Das Limburger Gericht ist dem Mann gut bekannt. Im Herbst wird der Rechtsanwalt dort allerdings in einer neuen Rolle auftauchen: nicht in der gewohnten schwarzen Robe als Verteidiger, sondern als Angeklagter! Die Staatsanwaltschaft wirft dem Limburger Betrug in drei und Untreue in 23 Fällen vor. Der 54-Jährige soll zwischen November 2010 und April 2014 drei Mandanten um 315 000 Euro geprellt haben.

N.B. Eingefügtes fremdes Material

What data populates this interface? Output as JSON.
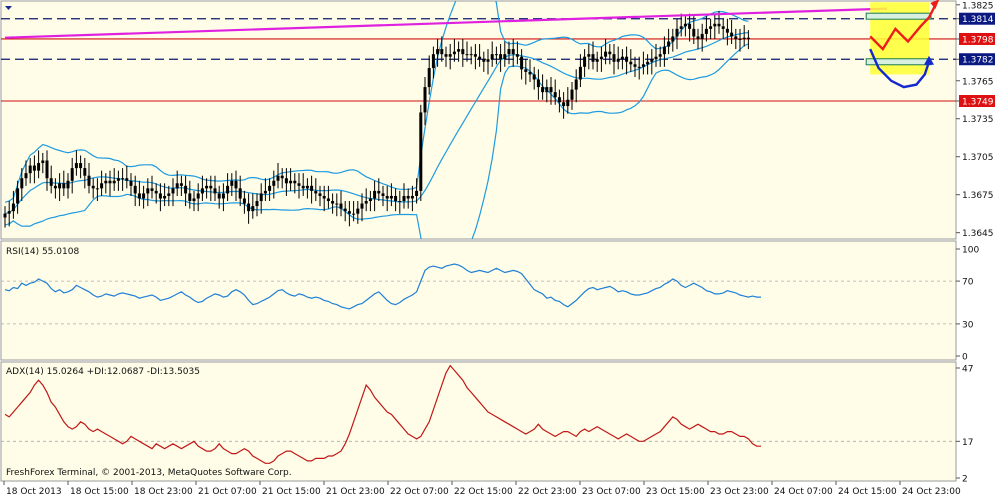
{
  "colors": {
    "background": "#fffde7",
    "band": "#1e9be0",
    "candle": "#000000",
    "trend_magenta": "#e020e0",
    "level_red": "#d01010",
    "level_navy": "#0a1a70",
    "rsi_line": "#1e7fd6",
    "adx_line": "#c01818",
    "forecast_fill": "#ffff33",
    "forecast_up": "#ee1c1c",
    "forecast_down": "#1428d0",
    "tag_red": "#dd1111",
    "tag_navy": "#0a1a80",
    "tag_green": "#1e7a50"
  },
  "footer": "FreshForex Terminal, © 2001-2013, MetaQuotes Software Corp.",
  "chart_data": [
    {
      "type": "candlestick",
      "panel": "price",
      "y_ticks": [
        "1.3825",
        "1.3814",
        "1.3798",
        "1.3782",
        "1.3765",
        "1.3749",
        "1.3735",
        "1.3705",
        "1.3675",
        "1.3645"
      ],
      "ylim": [
        1.364,
        1.3828
      ],
      "levels": [
        {
          "value": 1.3814,
          "label": "1.3814",
          "style": "dash",
          "tag": "navy"
        },
        {
          "value": 1.3798,
          "label": "1.3798",
          "style": "solid-red",
          "tag": "red"
        },
        {
          "value": 1.3782,
          "label": "1.3782",
          "style": "dash",
          "tag": "navy"
        },
        {
          "value": 1.3749,
          "label": "1.3749",
          "style": "solid-red",
          "tag": "red"
        }
      ],
      "trendline": {
        "from": [
          0,
          1.3799
        ],
        "to": [
          210,
          1.3822
        ]
      },
      "closes": [
        1.366,
        1.3662,
        1.3668,
        1.368,
        1.3688,
        1.3692,
        1.3698,
        1.3694,
        1.37,
        1.3702,
        1.3688,
        1.3682,
        1.368,
        1.3684,
        1.368,
        1.3686,
        1.3696,
        1.37,
        1.3696,
        1.369,
        1.3682,
        1.368,
        1.368,
        1.3684,
        1.3686,
        1.3684,
        1.3686,
        1.3688,
        1.3688,
        1.3686,
        1.3682,
        1.3676,
        1.3672,
        1.3676,
        1.368,
        1.3678,
        1.3676,
        1.3672,
        1.3674,
        1.3676,
        1.368,
        1.3684,
        1.3682,
        1.3676,
        1.367,
        1.3672,
        1.3676,
        1.368,
        1.3682,
        1.368,
        1.3676,
        1.3672,
        1.3676,
        1.3682,
        1.3686,
        1.368,
        1.3672,
        1.3668,
        1.3662,
        1.3666,
        1.367,
        1.3676,
        1.3678,
        1.3682,
        1.3686,
        1.369,
        1.3688,
        1.3684,
        1.3686,
        1.3684,
        1.3682,
        1.368,
        1.3682,
        1.3678,
        1.3676,
        1.3674,
        1.3672,
        1.367,
        1.3668,
        1.3668,
        1.3664,
        1.3662,
        1.366,
        1.366,
        1.3664,
        1.3668,
        1.367,
        1.3672,
        1.3678,
        1.3676,
        1.3674,
        1.3672,
        1.3674,
        1.367,
        1.367,
        1.3674,
        1.3672,
        1.3674,
        1.3678,
        1.374,
        1.376,
        1.3775,
        1.3786,
        1.379,
        1.3786,
        1.3784,
        1.3786,
        1.3788,
        1.379,
        1.3786,
        1.3786,
        1.3786,
        1.3784,
        1.3782,
        1.378,
        1.3782,
        1.3786,
        1.3786,
        1.3782,
        1.3786,
        1.379,
        1.3786,
        1.3784,
        1.3774,
        1.3772,
        1.377,
        1.3766,
        1.376,
        1.3756,
        1.376,
        1.3756,
        1.3752,
        1.3748,
        1.3745,
        1.375,
        1.3758,
        1.3766,
        1.3776,
        1.3784,
        1.3786,
        1.378,
        1.3782,
        1.3784,
        1.3788,
        1.3786,
        1.378,
        1.3782,
        1.3784,
        1.378,
        1.3778,
        1.3776,
        1.3776,
        1.3778,
        1.378,
        1.3782,
        1.3784,
        1.3786,
        1.3792,
        1.3796,
        1.38,
        1.3806,
        1.3808,
        1.381,
        1.3806,
        1.38,
        1.3798,
        1.3802,
        1.3806,
        1.3808,
        1.381,
        1.3808,
        1.3806,
        1.3803,
        1.38,
        1.3798,
        1.3798,
        1.3799,
        1.3798
      ],
      "forecast_box": {
        "x0": 206,
        "x1": 220,
        "y0": 1.3827,
        "y1": 1.377
      },
      "forecast_up": [
        [
          206,
          1.38
        ],
        [
          209,
          1.379
        ],
        [
          212,
          1.3806
        ],
        [
          215,
          1.3796
        ],
        [
          218,
          1.3808
        ],
        [
          220,
          1.3815
        ],
        [
          222,
          1.3828
        ]
      ],
      "forecast_down": [
        [
          206,
          1.379
        ],
        [
          208,
          1.3775
        ],
        [
          211,
          1.3765
        ],
        [
          214,
          1.376
        ],
        [
          217,
          1.3762
        ],
        [
          219,
          1.377
        ],
        [
          220,
          1.378
        ]
      ]
    },
    {
      "type": "line",
      "panel": "rsi",
      "label": "RSI(14) 55.0108",
      "ylim": [
        0,
        100
      ],
      "y_ticks": [
        "100",
        "70",
        "30",
        "0"
      ],
      "reference_lines": [
        70,
        30
      ],
      "series": [
        {
          "name": "RSI",
          "values": [
            62,
            61,
            64,
            63,
            68,
            66,
            68,
            69,
            72,
            70,
            68,
            63,
            60,
            62,
            59,
            60,
            62,
            66,
            64,
            62,
            60,
            57,
            55,
            56,
            58,
            57,
            56,
            58,
            59,
            58,
            57,
            56,
            54,
            55,
            56,
            57,
            55,
            52,
            53,
            54,
            56,
            58,
            60,
            57,
            55,
            52,
            50,
            51,
            54,
            56,
            58,
            57,
            55,
            56,
            60,
            62,
            60,
            57,
            52,
            48,
            49,
            51,
            53,
            55,
            58,
            61,
            62,
            59,
            57,
            56,
            58,
            57,
            55,
            54,
            55,
            54,
            52,
            51,
            49,
            48,
            46,
            45,
            44,
            46,
            48,
            49,
            52,
            55,
            58,
            60,
            56,
            52,
            49,
            48,
            50,
            53,
            55,
            57,
            60,
            70,
            80,
            83,
            84,
            83,
            82,
            84,
            85,
            86,
            85,
            83,
            80,
            78,
            79,
            80,
            79,
            78,
            80,
            82,
            80,
            78,
            79,
            80,
            79,
            77,
            72,
            67,
            62,
            60,
            58,
            54,
            55,
            52,
            51,
            48,
            46,
            49,
            52,
            56,
            60,
            63,
            64,
            62,
            63,
            64,
            65,
            63,
            60,
            61,
            60,
            58,
            57,
            57,
            58,
            59,
            61,
            63,
            64,
            67,
            69,
            72,
            70,
            66,
            64,
            66,
            68,
            66,
            64,
            61,
            60,
            58,
            58,
            59,
            61,
            60,
            59,
            57,
            56,
            55,
            56,
            55,
            55
          ]
        }
      ]
    },
    {
      "type": "line",
      "panel": "adx",
      "label": "ADX(14) 15.0264 +DI:12.0687 -DI:13.5035",
      "ylim": [
        2,
        47
      ],
      "y_ticks": [
        "47",
        "17",
        "2"
      ],
      "reference_lines": [
        17
      ],
      "series": [
        {
          "name": "ADX",
          "values": [
            28,
            27,
            29,
            31,
            33,
            35,
            37,
            40,
            42,
            40,
            37,
            33,
            31,
            28,
            25,
            23,
            22,
            23,
            25,
            24,
            22,
            21,
            22,
            21,
            20,
            19,
            18,
            17,
            16,
            17,
            19,
            18,
            17,
            16,
            15,
            14,
            16,
            15,
            14,
            15,
            16,
            15,
            14,
            15,
            16,
            17,
            15,
            14,
            13,
            13,
            14,
            16,
            14,
            13,
            12,
            12,
            13,
            14,
            13,
            11,
            10,
            9,
            8,
            8,
            9,
            11,
            12,
            13,
            13,
            12,
            11,
            10,
            9,
            9,
            10,
            10,
            10,
            11,
            11,
            12,
            13,
            16,
            20,
            25,
            30,
            35,
            40,
            38,
            35,
            33,
            31,
            29,
            28,
            26,
            24,
            22,
            20,
            19,
            18,
            19,
            22,
            25,
            30,
            35,
            40,
            45,
            48,
            46,
            44,
            42,
            39,
            37,
            35,
            33,
            31,
            29,
            28,
            27,
            26,
            25,
            24,
            23,
            22,
            21,
            20,
            21,
            22,
            24,
            22,
            21,
            20,
            19,
            20,
            21,
            21,
            20,
            19,
            21,
            22,
            21,
            22,
            23,
            22,
            21,
            20,
            19,
            18,
            19,
            20,
            19,
            18,
            17,
            17,
            18,
            19,
            20,
            21,
            23,
            25,
            27,
            26,
            24,
            23,
            22,
            23,
            24,
            23,
            22,
            21,
            21,
            20,
            20,
            21,
            21,
            20,
            19,
            19,
            18,
            16,
            15,
            15
          ]
        }
      ]
    }
  ],
  "x_axis": {
    "labels": [
      "18 Oct 2013",
      "18 Oct 15:00",
      "18 Oct 23:00",
      "21 Oct 07:00",
      "21 Oct 15:00",
      "21 Oct 23:00",
      "22 Oct 07:00",
      "22 Oct 15:00",
      "22 Oct 23:00",
      "23 Oct 07:00",
      "23 Oct 15:00",
      "23 Oct 23:00",
      "24 Oct 07:00",
      "24 Oct 15:00",
      "24 Oct 23:00"
    ]
  }
}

Dass der Anwalt das Geld in seine eigene Kasse abgezweigt hat, steht fest. Was er damit gemacht hat, ist den Ermittlern noch ein Rätsel. Wegen eines besonders luxuriösen Lebensstils ist der Vater einer kleinen Tochter jedenfalls nicht aufgefallen. „Wir haben keine Hinweise gefunden, wofür das Geld verwendet worden ist“, sagte Oberstaatsanwältin Angela Muth gestern der NNP. Nach ihren Angaben ist die Anklage in dieser Woche zugestellt worden.
Der Prozesstermin steht noch nicht fest. „Wahrscheinlich im Oktober oder November“, sagte der stellvertretende Landgerichts-Sprecher Joachim Stahl auf Anfrage. Vorher müssten ältere Haftsachen abgearbeitet werden.
Dabei sitzt der Rechtsanwalt auch schon seit fünf Monaten im Gefängnis. Am 3. April wurde er vorläufig festgenommen, der Haftrichter ließ ihn jedoch unter Auflag auf freiem Fuß. Mit fatalen Folgen.
Schwindel statt Knast
Der Anwalt marschierte statt in den Knast am nächsten Tag zu einem Klienten in einem Ortsteil von Hünfelden und ergaunerte sich noch einmal 10 000 Euro. Damit war das Maß voll, seitdem sitzt er in U-Haft.
„Wir haben ihn seit Langem gekannt und ihm blind vertraut“, sagte gestern eine Frau. Ihr Mann war als Betreuer seines Bruders eingesetzt, der nach einem Sturz im Treppenhaus als Pflegefall in der Weilmünsterer Klinik untergebracht war. Vor einem Jahr zahlte die Versicherung 100 000 Euro. „Ich kann das Geld besser anlegen“, sagte der Jurist, der auch Diplom-Betriebswirt ist. Die Familie gab dem Mann, der früher einmal im gleichen Dorf lebte, 80.000 Euro – und im Februar noch einmal 10 000 Euro. „Er verlangte eine Blitzüberweisung, weil er ganz dringend Geld brauche“, erzählt die Geschädigte.
Tante betrogen
Vorher brachte der Anwalt seine 83-jährige Tante aus dem Main-Taunus-Kreis und eine 91-Jährige aus Limburg um ihr Vermögen. Beide wollten sich mit der versprochenen Anlage ihren Lebensabend in Seniorenheimen finanzieren – beide sind heute auf Sozialhilfe angewiesen.
Seine Verwandte brachte der Limburger um 168 000 Euro. „Sie kann sich nicht einmal mehr eine Zahnprothese leisten“, sagt Gerichtssprecher Joachim Stahl.
Vom Konto der Limburger Rentnerin hob der Jurist 46 980 Euro für eigene Zwecke ab. Die Opfer haben wohl wenig Aussicht auf Entschädigung. Weil der Kollege die fälligen Haftpflichtbeiträge nicht mehr zahlte, hat ihm die Rechtsanwaltskammer Frankfurt die Zulassung entzogen.